Just in case you haven’t had enough useless trivia about me, Lexi tagged me, so I’ve got to share another seven nuggets for your reading pleasure.
1. I used to be a member of the Star Trek fan club and I’ve even attended a convention (where I saw Worf sans klingon skullcap). I also have in my possession the Klingon Dictionary (with audio tape) and numerous books including schematics of the Enterprise-D. And before anyone asks, no, I don’t possess Deanna Troi’s First Season costume.

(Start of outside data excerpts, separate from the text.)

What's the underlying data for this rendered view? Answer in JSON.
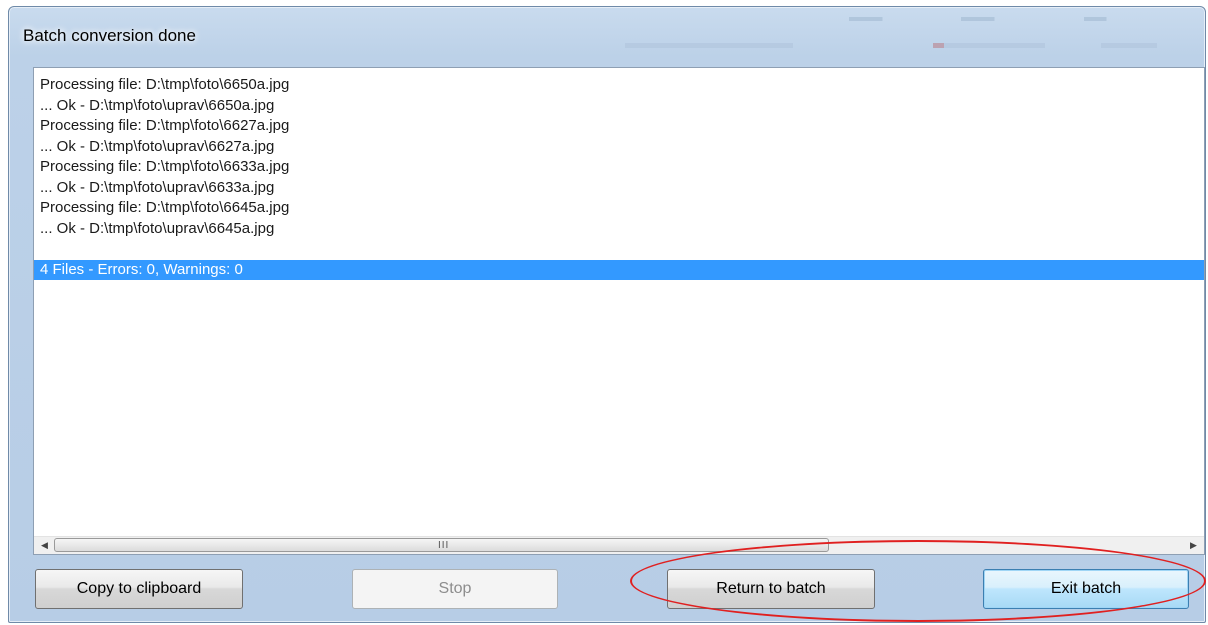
{
  "window": {
    "title": "Batch conversion done"
  },
  "log": {
    "lines": [
      "Processing file: D:\\tmp\\foto\\6650a.jpg",
      "... Ok - D:\\tmp\\foto\\uprav\\6650a.jpg",
      "Processing file: D:\\tmp\\foto\\6627a.jpg",
      "... Ok - D:\\tmp\\foto\\uprav\\6627a.jpg",
      "Processing file: D:\\tmp\\foto\\6633a.jpg",
      "... Ok - D:\\tmp\\foto\\uprav\\6633a.jpg",
      "Processing file: D:\\tmp\\foto\\6645a.jpg",
      "... Ok - D:\\tmp\\foto\\uprav\\6645a.jpg",
      "",
      "4 Files - Errors: 0, Warnings: 0"
    ],
    "selected_index": 9,
    "scrollbar_grip": "III"
  },
  "buttons": {
    "copy": "Copy to clipboard",
    "stop": "Stop",
    "return": "Return to batch",
    "exit": "Exit batch"
  },
  "icons": {
    "scroll_left": "arrow-left-icon",
    "scroll_right": "arrow-right-icon"
  },
  "colors": {
    "selection": "#3399ff",
    "annotation": "#e02020"
  }
}
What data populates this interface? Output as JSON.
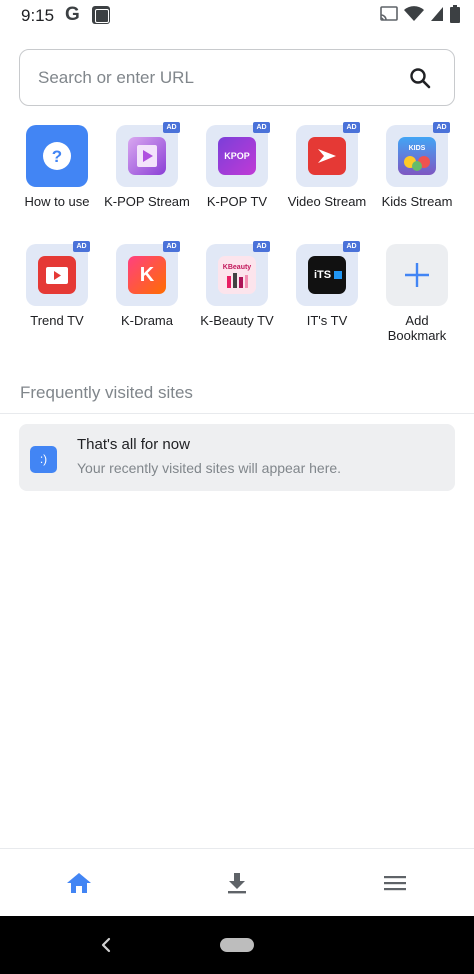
{
  "status_bar": {
    "time": "9:15",
    "g_letter": "G"
  },
  "search": {
    "placeholder": "Search or enter URL"
  },
  "shortcuts": [
    {
      "label": "How to use",
      "icon": "help-icon",
      "ad": false
    },
    {
      "label": "K-POP Stream",
      "icon": "kpop-stream-icon",
      "ad": true,
      "badge": "AD"
    },
    {
      "label": "K-POP TV",
      "icon": "kpop-tv-icon",
      "ad": true,
      "badge": "AD",
      "tile_text": "KPOP"
    },
    {
      "label": "Video Stream",
      "icon": "video-stream-icon",
      "ad": true,
      "badge": "AD"
    },
    {
      "label": "Kids Stream",
      "icon": "kids-stream-icon",
      "ad": true,
      "badge": "AD",
      "tile_text": "KIDS"
    },
    {
      "label": "Trend TV",
      "icon": "trend-tv-icon",
      "ad": true,
      "badge": "AD"
    },
    {
      "label": "K-Drama",
      "icon": "k-drama-icon",
      "ad": true,
      "badge": "AD",
      "tile_text": "K"
    },
    {
      "label": "K-Beauty TV",
      "icon": "k-beauty-tv-icon",
      "ad": true,
      "badge": "AD",
      "tile_text": "KBeauty"
    },
    {
      "label": "IT's TV",
      "icon": "its-tv-icon",
      "ad": true,
      "badge": "AD",
      "tile_text": "iTS"
    },
    {
      "label": "Add Bookmark",
      "icon": "plus-icon",
      "ad": false
    }
  ],
  "frequent": {
    "heading": "Frequently visited sites",
    "card_icon_text": ":)",
    "card_title": "That's all for now",
    "card_subtitle": "Your recently visited sites will appear here."
  },
  "bottom_nav": {
    "items": [
      "home-icon",
      "download-icon",
      "menu-icon"
    ]
  },
  "colors": {
    "accent": "#4285f4",
    "ad_badge": "#4a72d9",
    "tile_bg": "#e1e8f6"
  }
}
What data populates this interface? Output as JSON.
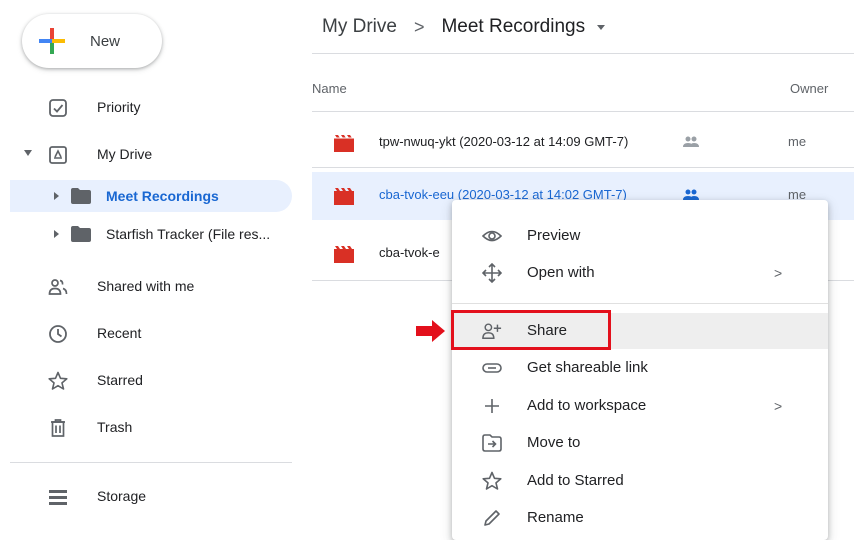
{
  "sidebar": {
    "new_label": "New",
    "items": [
      {
        "label": "Priority",
        "icon": "priority-icon"
      },
      {
        "label": "My Drive",
        "icon": "my-drive-icon"
      },
      {
        "label": "Shared with me",
        "icon": "shared-icon"
      },
      {
        "label": "Recent",
        "icon": "clock-icon"
      },
      {
        "label": "Starred",
        "icon": "star-icon"
      },
      {
        "label": "Trash",
        "icon": "trash-icon"
      },
      {
        "label": "Storage",
        "icon": "storage-icon"
      }
    ],
    "tree": [
      {
        "label": "Meet Recordings",
        "selected": true
      },
      {
        "label": "Starfish Tracker (File res...",
        "selected": false
      }
    ]
  },
  "breadcrumb": {
    "root": "My Drive",
    "separator": ">",
    "current": "Meet Recordings"
  },
  "table": {
    "columns": [
      "Name",
      "Owner"
    ],
    "rows": [
      {
        "name": "tpw-nwuq-ykt (2020-03-12 at 14:09 GMT-7)",
        "owner": "me",
        "shared": true,
        "selected": false
      },
      {
        "name": "cba-tvok-eeu (2020-03-12 at 14:02 GMT-7)",
        "owner": "me",
        "shared": true,
        "selected": true
      },
      {
        "name": "cba-tvok-e",
        "owner": "",
        "shared": false,
        "selected": false
      }
    ]
  },
  "context_menu": {
    "items": [
      {
        "label": "Preview",
        "icon": "eye-icon",
        "submenu": false
      },
      {
        "label": "Open with",
        "icon": "open-with-icon",
        "submenu": true
      },
      {
        "label": "Share",
        "icon": "add-person-icon",
        "submenu": false,
        "highlighted": true
      },
      {
        "label": "Get shareable link",
        "icon": "link-icon",
        "submenu": false
      },
      {
        "label": "Add to workspace",
        "icon": "plus-icon",
        "submenu": true
      },
      {
        "label": "Move to",
        "icon": "move-to-icon",
        "submenu": false
      },
      {
        "label": "Add to Starred",
        "icon": "star-icon",
        "submenu": false
      },
      {
        "label": "Rename",
        "icon": "pencil-icon",
        "submenu": false
      }
    ],
    "submenu_glyph": ">"
  },
  "colors": {
    "selection_bg": "#e8f0fe",
    "selection_text": "#1967d2",
    "video_icon": "#d93025",
    "highlight_red": "#e3101c"
  }
}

2. I’ve never done a tim tam slam.Even though I am decidedly OCD when it comes to eating things in layers – in that I have to eat individual layers separately instead of together – I’ve never bitten the ends of a tim tam and sucked my coffee up through it. Oh, and if you’ve never eaten a tim tam before, what the bloody hell are you waiting for?
3. I haven’t eaten red meat (beef, lamb, pork) since I was fourteen. It’s a bit of a long story as to why I stopped, but I find people are generally okay when I say I don’t eat it. While I was living in Japan though, explaining to people why I didn’t eat it was a nightmare. Conversations would generally go like this:
“Let’s go eat yakiniku barbeque!”
“Okay, but I only eat seafood and chicken.”
“I just don’t eat red meat.”
“Don’t you like it?”
“Yes, I like it.”
“Why don’t you eat it then?”
“I just don’t.”
In the end I used to tell people I was ‘vegetarian’ but ate fish and chicken (for some reason, people in Japan were okay with that!)
4. I always read on the toilet. Am I the only person who finds those few minutes doing nature’s business to be mind-numbingly boring without reading material? I’ve even hidden catalogues under my shirt to take with me into the toilet at work! That’s how desperate I am to avoid being bored on the toilet.
5. My mother is gay and my father has been having an illicit affair with the wife of a priest for several years. My mother came out about ten years or so ago and I’m still amazed that she managed to ‘live the lie’ for so long. Since she found happiness by leaving my father and finding a partner, she’s a totally different person to the depressed, smoking, scarily angry woman she often was while I was growing up.
As far as my ‘father’ is concerned (and I lose that term loosely), I try to have as little to do with him as possible.
6. There are pictures of me in a big white dress and of my cunt on the innernets. Funnily enough, yesterday while discussing the up-coming nuptials of a friend, I innocently sent a link to the church I got married in in Japan and found a picture of my wedding on their homepage! I was…stunned. It was a picture inside the church where my hubby was lifting my veil to do ‘the kiss’. I have to say, I had a great dress…lol.
As far as my cunt is concerned, yeah, you’ve all seen it. But the place where I got it pierced also has a pic in their gallery on their homepage – which is kinda nice too 🙂
7. My illustrious working life started with an after school job at KFC, which in those days was still known as Kentucky Fried Chicken (before they decided that an anagram would remove that ‘nasty’ word ‘fried’ from their name). I then moved up the fast food chain to Pizza Hut. I remember the bacon fights we used to have and also the night one of the ‘cooks’ came in and was stoned off his face. He had a massive attack of the munchies and we found him in the coolroom with his hands in a bucket of chocolate mousse. I just kind of laughed in a knowing fashion when that whole domino’s video drama hit the news a few weeks ago. People do bad shit to food before it hits your table.
If anyone hasn’t done this yet – you have been tagged!